Gold Und Liebe, quarto álbum dos alemães Deutsche Amerikanische Freundschaft (DAF), foi lançado em Portugal, em 1981, pela editora Edisom que representava localmente a britânica Virgin. No mesmo ano, pela mesma via editorial, chegaram ao nosso país trabalhos dos Depeche Mode (“New Life”), Orchestral Manoeuvres in the Dark (“Souvenir”) ou Human League (Dare!), todos eles com arrojadas propostas pop electrónicas que os tops internacionais souberam acolher, mas o duo de Robert Gorl e Gabriel “Gabi” Delgado-López era, definitivamente, flor de outro canteiro, bem mais exótico e certamente menos “apelativo”.

Em 2017, a obra do duo de “Der Mussolini” foi “encaixotada” pela Groenland em Das ist DAF, box set (6 LPs ou 5 CDs) que reúne material da fase mais importante da sua discografia e que inclui um livreto de 36 páginas e uma série de pequenos (e deliciosos…) extras. Nos últimos meses, e atendendo a bolsas menos fundas, a mesma Groenland disponibilizou os quatro álbuns que o grupo lançou entre 1980 e 1982 – Die Kleinen Und Die Bosen, Alles ist Gut, Gold Und Liebe e Fur Immer – em edições simples, mas absolutamente essenciais.

Na verdade, os DAF soam – ainda hoje! – resolutamente singulares: oriundos de ciclos académicos ligados a estudos artísticos, tanto Gorl como Delgado possuíam uma aguda e crítica consciência política que se manifestou desde logo no nome escolhido por votação por uma primeira versão do grupo que se estrearia em 1979 com o álbum Produkt der Deutsch-Amerikanischen Freundschaft, um conjunto de 22 instrumentais sem título, improvisados, que reflectiam o carácter exploratório das suas primeiras apresentações no Ratinger Hof, viveiro punk de Dusseldorf.
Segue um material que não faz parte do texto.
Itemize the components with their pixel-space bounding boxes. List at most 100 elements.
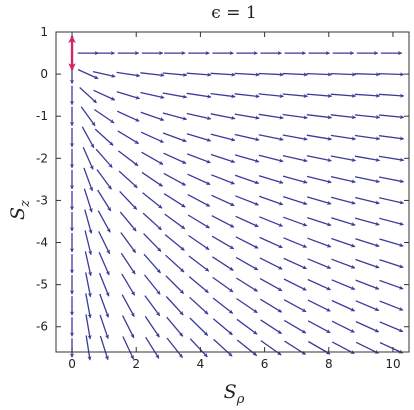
x-tick-label: 10 bbox=[385, 357, 400, 371]
vector-arrow bbox=[235, 256, 259, 271]
vector-arrow bbox=[145, 336, 160, 359]
vector-arrow bbox=[210, 153, 236, 164]
vector-arrow bbox=[118, 170, 138, 189]
x-tick-label: 0 bbox=[68, 357, 76, 371]
vector-arrow bbox=[99, 293, 110, 318]
vector-arrow bbox=[116, 91, 140, 100]
vector-arrow bbox=[306, 196, 332, 205]
vector-arrow bbox=[212, 276, 234, 293]
vector-arrow bbox=[282, 134, 308, 141]
vector-arrow bbox=[141, 171, 163, 187]
vector-arrow bbox=[235, 277, 258, 292]
vector-arrow bbox=[77, 69, 99, 80]
vector-arrow bbox=[307, 216, 332, 227]
vector-arrow bbox=[166, 316, 184, 337]
vector-arrow bbox=[164, 234, 185, 251]
y-tick-label: -6 bbox=[36, 320, 48, 334]
vector-arrow bbox=[307, 258, 332, 270]
vector-arrow bbox=[354, 134, 381, 141]
vector-arrow bbox=[211, 235, 235, 250]
vector-arrow bbox=[306, 155, 332, 163]
vector-arrow bbox=[259, 298, 283, 313]
vector-arrow bbox=[162, 92, 188, 99]
vector-arrow bbox=[99, 314, 109, 339]
vector-arrow bbox=[83, 167, 93, 192]
vector-arrow bbox=[330, 72, 357, 77]
vector-arrow bbox=[331, 237, 356, 248]
vector-arrow bbox=[140, 91, 165, 100]
vector-arrow bbox=[188, 276, 209, 294]
vector-arrow bbox=[186, 72, 212, 77]
vector-arrow bbox=[259, 278, 283, 292]
vector-arrow bbox=[258, 154, 284, 163]
vector-arrow bbox=[121, 294, 135, 317]
vector-arrow bbox=[378, 135, 405, 141]
vector-arrow bbox=[187, 214, 210, 229]
vector-arrow bbox=[212, 297, 234, 314]
vector-arrow bbox=[355, 321, 380, 333]
vector-arrow bbox=[98, 251, 110, 276]
y-tick-label: 1 bbox=[40, 25, 48, 39]
vector-arrow bbox=[165, 296, 184, 316]
vector-arrow bbox=[189, 317, 209, 336]
vector-arrow bbox=[189, 338, 208, 358]
vector-arrow bbox=[235, 195, 259, 206]
vector-arrow bbox=[306, 93, 333, 98]
vector-arrow bbox=[378, 155, 405, 162]
vector-arrow bbox=[234, 72, 260, 77]
vector-arrow bbox=[92, 70, 116, 78]
vector-arrow bbox=[96, 169, 112, 190]
vector-arrow bbox=[93, 108, 115, 124]
vector-arrow bbox=[85, 335, 92, 361]
vector-arrow bbox=[306, 72, 333, 77]
vector-arrow bbox=[188, 255, 210, 272]
vector-arrow bbox=[119, 190, 138, 210]
vector-arrow bbox=[306, 134, 332, 141]
vector-arrow bbox=[330, 155, 356, 162]
vector-arrow bbox=[236, 318, 258, 335]
vector-arrow bbox=[85, 272, 92, 298]
vector-arrow bbox=[307, 278, 331, 291]
vector-arrow bbox=[116, 71, 141, 78]
x-tick-label: 8 bbox=[325, 357, 333, 371]
vector-arrow bbox=[282, 113, 308, 120]
vector-arrow bbox=[98, 231, 111, 255]
vector-arrow bbox=[163, 152, 187, 164]
vector-arrow bbox=[379, 197, 404, 205]
vector-arrow bbox=[98, 272, 110, 297]
vector-arrow bbox=[234, 133, 260, 142]
x-tick-label: 4 bbox=[197, 357, 205, 371]
y-tick-label: -5 bbox=[36, 278, 48, 292]
vector-arrow bbox=[211, 174, 235, 185]
vector-arrow bbox=[234, 93, 260, 99]
vector-arrow bbox=[186, 92, 212, 99]
vector-arrow bbox=[188, 234, 210, 251]
vector-arrow bbox=[379, 321, 404, 333]
vector-arrow bbox=[235, 236, 259, 249]
x-tick-label: 6 bbox=[261, 357, 269, 371]
vector-arrow bbox=[144, 316, 160, 338]
y-tick-label: -3 bbox=[36, 193, 48, 207]
vector-arrow bbox=[116, 110, 140, 122]
vector-arrow bbox=[84, 230, 93, 256]
vector-arrow bbox=[355, 258, 380, 269]
vector-arrow bbox=[379, 279, 404, 290]
vector-arrow bbox=[210, 92, 236, 99]
vector-arrow bbox=[307, 320, 331, 334]
vector-arrow bbox=[163, 193, 186, 208]
plot-frame bbox=[55, 31, 410, 353]
vector-arrow bbox=[82, 146, 94, 170]
vector-arrow bbox=[259, 257, 283, 270]
vector-arrow bbox=[355, 217, 380, 226]
vector-arrow bbox=[354, 72, 381, 77]
vector-arrow bbox=[162, 112, 188, 121]
vector-arrow bbox=[121, 273, 136, 296]
y-tick-label: 0 bbox=[40, 67, 48, 81]
vector-arrow bbox=[165, 275, 185, 294]
vector-arrow bbox=[378, 93, 405, 98]
vector-arrow bbox=[379, 300, 404, 311]
vector-arrow bbox=[283, 299, 307, 313]
y-tick-label: -1 bbox=[36, 109, 48, 123]
vector-arrow bbox=[84, 251, 93, 277]
vector-arrow bbox=[330, 196, 356, 205]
“O nome pegou por causa do seu significado mais profundo”, recorda Gorl nas páginas de Electri_City – The Dusseldorf School of Electronic Music (Omnibus Press, 2016), livro de Rudi Esch, também autor das notas de capa de Das Ist Daf. “Era crítico, político e fora do vulgar. Pensámos que soava extremamente provocatório e era isso que nos agradava nele. Pensámos imediatamente que o nome era algo novo. Não era o nome típico para uma banda, certamente não naquele tempo, e por isso todos pensavam: ‘o quê?’ Era como se não o ouvissem bem à primeira. A dada altura fomos contactados por um clube feminino conservador da América que queria saber se de alguma maneira estávamos ligados à Associação Germânico-Americana. O nome era absurdo a esse ponto. E toda a gente acabou a referir-se a nós como DAF. Esse nome era uma vitória. Para uma boa banda é preciso um bom nome. Não há bandas boas com maus nomes…”
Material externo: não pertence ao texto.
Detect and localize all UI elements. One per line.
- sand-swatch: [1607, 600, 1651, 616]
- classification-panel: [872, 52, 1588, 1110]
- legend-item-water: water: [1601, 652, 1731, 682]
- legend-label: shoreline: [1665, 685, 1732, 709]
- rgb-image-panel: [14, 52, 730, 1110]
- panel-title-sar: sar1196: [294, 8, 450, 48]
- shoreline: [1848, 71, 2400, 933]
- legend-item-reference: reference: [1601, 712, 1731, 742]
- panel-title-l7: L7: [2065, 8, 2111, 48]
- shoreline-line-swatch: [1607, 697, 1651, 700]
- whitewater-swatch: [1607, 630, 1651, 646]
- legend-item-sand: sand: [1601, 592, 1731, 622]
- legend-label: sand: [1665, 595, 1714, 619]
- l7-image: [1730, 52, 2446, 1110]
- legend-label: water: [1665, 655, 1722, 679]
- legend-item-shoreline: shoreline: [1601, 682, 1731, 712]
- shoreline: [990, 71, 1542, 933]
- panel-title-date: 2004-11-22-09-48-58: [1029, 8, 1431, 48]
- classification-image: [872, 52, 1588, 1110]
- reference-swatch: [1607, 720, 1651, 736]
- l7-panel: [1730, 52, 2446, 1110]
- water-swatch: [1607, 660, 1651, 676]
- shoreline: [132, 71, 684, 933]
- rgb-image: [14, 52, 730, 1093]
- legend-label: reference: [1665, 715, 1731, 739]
De facto, a ironia era total e traduzia uma atitude de claro desafio: o grupo, como explicaria o patrão da Mute Daniel Miller (citado nas páginas de Rip It Up and Start Again – Faber and Faber, 2005 –, livro de Simon Reynolds que tem por subtítulo Postpunk 1978 – 1984), “não se apoiava em quaisquer tradições rock do passado”. Gabi Delgado gostava de se referir à mais visível cena musical da sua época com os termos “imperialismo pop anglo-americano”, uma corrente de que procurava a todo o custo distanciar-se, não apenas no plano conceptual e teórico, mas igualmente musical, adoptando um som que Simon Reynolds descreveu como “um assalto electro-punk caótico e áspero”.
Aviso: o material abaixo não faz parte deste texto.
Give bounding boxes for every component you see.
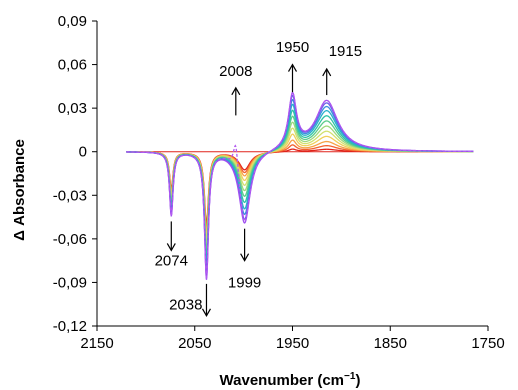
peak-label: 1999 — [228, 275, 261, 292]
peak-arrowhead — [240, 253, 250, 262]
y-tick-label: 0,03 — [58, 100, 87, 117]
y-tick-label: -0,12 — [53, 318, 87, 335]
series-line — [126, 91, 474, 280]
y-tick-label: 0 — [79, 144, 87, 161]
peak-arrowhead — [287, 63, 298, 72]
peak-label: 2038 — [169, 296, 202, 313]
series-line — [126, 139, 474, 234]
series-line — [126, 109, 474, 263]
y-axis-title: Δ Absorbance — [11, 139, 28, 241]
x-tick-label: 2150 — [80, 335, 113, 352]
peak-label: 1950 — [276, 39, 309, 56]
x-axis-title-main: Wavenumber (cm — [220, 372, 344, 389]
peak-label: 1915 — [329, 43, 362, 60]
annotation-layer: 2074 2038 1999 2008 1950 1915 — [155, 39, 362, 318]
x-axis-title: Wavenumber (cm−1) — [220, 371, 361, 389]
series-line — [126, 148, 474, 225]
x-axis-title-close: ) — [355, 372, 360, 389]
series-line — [126, 133, 474, 240]
series-layer — [126, 91, 474, 280]
x-tick-label: 1850 — [374, 335, 407, 352]
series-line — [126, 94, 474, 277]
peak-label: 2074 — [155, 253, 188, 270]
series-line — [126, 115, 474, 257]
y-tick-label: -0,09 — [53, 274, 87, 291]
x-tick-label: 1750 — [471, 335, 504, 352]
x-tick-label: 1950 — [276, 335, 309, 352]
peak-arrowhead — [166, 243, 176, 252]
y-tick-label: -0,03 — [53, 187, 87, 204]
peak-arrowhead — [231, 86, 241, 96]
x-tick-label: 2050 — [178, 335, 211, 352]
y-tick-label: 0,09 — [58, 13, 87, 30]
x-axis-title-sup: −1 — [344, 371, 356, 382]
y-tick-label: 0,06 — [58, 57, 87, 74]
dashed-series-line — [126, 91, 474, 280]
peak-arrowhead — [201, 308, 212, 318]
peak-arrowhead — [322, 67, 332, 77]
y-tick-label: -0,06 — [53, 231, 87, 248]
peak-label: 2008 — [219, 63, 252, 80]
series-line — [126, 127, 474, 245]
Talvez o “imperalismo pop anglo-americano” não interessasse aos DAF, mas a sua imersão na cena musical de Dusseldorf beneficiava claramente do facto dessa ser uma cidade aberta à experimentação, com um favorável panorama musical que desde os anos 60 tinha assistido a capítulos importantes da saga Krautrock, dos Neu! aos Kraftwerk. Dan Barrow, na crítica da Wire a Das Ist DAF, referia que as convulsões políticas e sociais da Alemanha de finais dos anos 70 tinham deixado nos DAF uma vincada atitude de oposição que os colocava do lado de lá da barricada que separava a geração da Neue Deutsche Welle (Nova Vaga Germânica) das gerações anteriores, autoritárias, ferozmente capitalistas e tecnocráticas. “O que separava os DAF de outras bandas electrónicas que tinham seguido o exemplo dos Kraftwerk”, argumenta ainda Barrow, “emergindo do seu mergulho profundo na cultura punk de Dusseldorf, era a sua combinação de uma agressão sónica optimizada com um sarcasmo impenetrável”. Esse sarcasmo teria ligação com o facto de Gabi, filho de emigrantes espanhóis, ter sempre precisado de um filtro, de uma defesa, para lidar com a rígida sociedade alemã em que cresceu.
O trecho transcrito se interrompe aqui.